Secondly, if he was serious about protecting the dugongs and turtles he would provide more resources to those very authorities and community bodies that currently exist to enable them to enforce greater compliance with the laws, because the problem with the dugongs and turtles is not that we do not have laws in place but that they are not being in any way policed by anyone. So simply increasing the penalties, as he has done, without providing the additional resources to monitor the laws becomes meaningless. I note that, in drawing up the additional legislation, the minister at no time consulted with the traditional owners: with the land and sea councils or with the Indigenous groups of the area who know best how to protect dugongs and turtles.

Putting $2 million into the Australian Crime Commission, as the minister has done, to investigate the illegal killing of turtles and dugongs is not the answer. A better answer would be to put that kind of money into supporting the local groups. One of the lessons that we learned through the Senate Standing Committees on Environment and Communications, of which I have been a member for the last six years, was that if you want to best manage local environmental assets you do so by empowering the local community groups that have the expertise, the knowledge and the commitment to manage the very things that you want looked after. They are the people who are on the ground, they know what works best and they are the people that care the most. Yet that is not what this government seems to be doing.

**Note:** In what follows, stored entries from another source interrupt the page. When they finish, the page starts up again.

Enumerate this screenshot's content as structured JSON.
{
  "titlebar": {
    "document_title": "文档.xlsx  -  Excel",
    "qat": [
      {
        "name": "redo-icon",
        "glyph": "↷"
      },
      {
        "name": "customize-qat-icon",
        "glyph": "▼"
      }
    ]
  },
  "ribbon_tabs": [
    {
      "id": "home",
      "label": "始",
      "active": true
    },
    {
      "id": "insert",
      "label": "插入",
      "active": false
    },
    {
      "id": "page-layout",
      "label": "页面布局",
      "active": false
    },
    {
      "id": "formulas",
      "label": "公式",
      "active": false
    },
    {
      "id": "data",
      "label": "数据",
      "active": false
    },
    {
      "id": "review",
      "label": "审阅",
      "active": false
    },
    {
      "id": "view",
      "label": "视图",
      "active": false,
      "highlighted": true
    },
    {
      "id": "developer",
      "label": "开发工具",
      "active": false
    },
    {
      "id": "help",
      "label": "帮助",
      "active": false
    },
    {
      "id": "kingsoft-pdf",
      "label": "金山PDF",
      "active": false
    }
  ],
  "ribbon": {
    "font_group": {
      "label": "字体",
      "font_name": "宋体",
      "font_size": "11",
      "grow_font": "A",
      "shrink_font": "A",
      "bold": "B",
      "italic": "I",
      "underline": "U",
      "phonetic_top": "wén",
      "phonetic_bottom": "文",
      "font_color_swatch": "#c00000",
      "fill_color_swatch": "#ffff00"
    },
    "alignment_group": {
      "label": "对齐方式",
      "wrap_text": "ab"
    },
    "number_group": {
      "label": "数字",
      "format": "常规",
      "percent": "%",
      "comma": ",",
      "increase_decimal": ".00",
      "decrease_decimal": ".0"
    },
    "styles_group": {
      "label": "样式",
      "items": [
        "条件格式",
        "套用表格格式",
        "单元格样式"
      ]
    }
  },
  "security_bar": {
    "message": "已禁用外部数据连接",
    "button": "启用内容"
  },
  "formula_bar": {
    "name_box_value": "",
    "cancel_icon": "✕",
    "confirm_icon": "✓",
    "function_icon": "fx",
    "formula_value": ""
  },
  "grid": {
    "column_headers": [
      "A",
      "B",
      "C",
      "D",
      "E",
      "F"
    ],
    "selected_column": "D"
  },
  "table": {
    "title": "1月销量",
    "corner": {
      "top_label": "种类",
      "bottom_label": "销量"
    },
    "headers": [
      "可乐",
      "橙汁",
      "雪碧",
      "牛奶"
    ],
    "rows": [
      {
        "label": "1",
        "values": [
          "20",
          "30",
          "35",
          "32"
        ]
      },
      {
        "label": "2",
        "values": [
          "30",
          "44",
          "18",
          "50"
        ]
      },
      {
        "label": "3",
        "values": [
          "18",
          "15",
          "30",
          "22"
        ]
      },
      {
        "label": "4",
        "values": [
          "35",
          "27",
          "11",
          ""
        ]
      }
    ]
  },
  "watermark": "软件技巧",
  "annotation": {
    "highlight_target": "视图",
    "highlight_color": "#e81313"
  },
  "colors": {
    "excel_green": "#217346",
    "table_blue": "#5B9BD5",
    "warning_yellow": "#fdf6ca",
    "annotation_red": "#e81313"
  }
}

Our environment around Australia and around the world is increasingly under threat from climate change—a matter I have spoken about on other occasions—from mining, from farming, from residential and commercial growth, from fishing, from construction and even from tourism. Wherever human activity occurs, the environment is always under threat. That is not to say that we cannot work compatibly with it; we can. But we need standards, and we need to ensure that those standards are complied with and met. We are working with the state governments to try to streamline the processes that are required to ensure that those proper environmental standards are achieved. I welcome the fact that we are working with the states, and I welcome the opportunity to try to streamline the processes and make them more efficient. What I do not want to see is streamlining coming into effect at the expense of good policy and at the expense of the environment.

A couple of years ago the Labor government commissioned a review of the EPBC Act. It was referred to as the Hawke review. Of the 71 recommendations put up by the Hawke review, none included the legislation that we are debating today. The most thorough review of that legislation did not incorporate the changes to the legislation that the minister is now proposing. For those reasons, I support the amendments moved by the opposition.